In Carson City, Bagwell, who often is asked about what would be done with the Ormsby House, said it will take “someone who has vision” to develop the property and encouraged the audience to return to her in six months on its status. She said she was willing to meet with anyone interested in it since it holds “huge synergy” for the community.
Bagwell said Carson City worries about bringing more schools to the 157 square miles of land available to develop.
She also spoke of transforming the former Silver State Charter High School on Fairview Drive into the Carson City Community Counseling Center, which will become a 50-bed inpatient facility to help people battling substance abuse and provide 24-hour staffing, individual and group therapy, full meal service and trauma therapy, among other services.
Bagwell said offering such facilities will alleviate aggressive behaviors on Carson City’s roads, including drive-throughs, especially from transient people from Douglas or Lyon counties.
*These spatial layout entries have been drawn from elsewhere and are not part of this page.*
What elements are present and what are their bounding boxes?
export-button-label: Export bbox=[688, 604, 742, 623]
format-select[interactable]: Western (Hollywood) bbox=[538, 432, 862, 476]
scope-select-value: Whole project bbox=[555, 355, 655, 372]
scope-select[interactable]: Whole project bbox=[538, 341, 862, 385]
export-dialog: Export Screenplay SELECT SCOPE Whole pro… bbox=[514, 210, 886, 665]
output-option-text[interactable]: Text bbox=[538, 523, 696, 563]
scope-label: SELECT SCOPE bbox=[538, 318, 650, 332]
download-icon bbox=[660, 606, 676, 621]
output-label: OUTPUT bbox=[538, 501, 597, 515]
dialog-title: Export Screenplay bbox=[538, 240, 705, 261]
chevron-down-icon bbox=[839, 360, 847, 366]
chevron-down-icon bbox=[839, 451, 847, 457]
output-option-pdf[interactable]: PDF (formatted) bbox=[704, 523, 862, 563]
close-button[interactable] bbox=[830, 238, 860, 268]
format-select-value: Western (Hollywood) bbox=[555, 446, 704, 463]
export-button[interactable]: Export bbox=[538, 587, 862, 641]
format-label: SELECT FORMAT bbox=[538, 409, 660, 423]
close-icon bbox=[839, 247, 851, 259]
While the mayors said they’re very proud of certain accomplishments in each of their accomplishments, they said being able to budget for what each city needs now is a long shot.
“We are not going to get back to where we need to be,” Edgington said. “You can demand I put two people in a police car, but I don’t have the budget for that. We just can’t do that. … We’ve never had handicapped playground equipment for kids. We can’t have merry-go-rounds and teeter-totters for them to burn their little fannies on.”
Jardon said the cooperative nature of the cities has been helpful, but it takes having relationships to make any progress.
“We just can’t close doors,” Jardon said. “We have to be realistic about the future and grow up, not grow out. Not everybody wants to live in a high rise. You have to be realistic about what everybody wants. … But we’re getting to the point of capacity, so we have to not stick our heads in the sand about it, either.”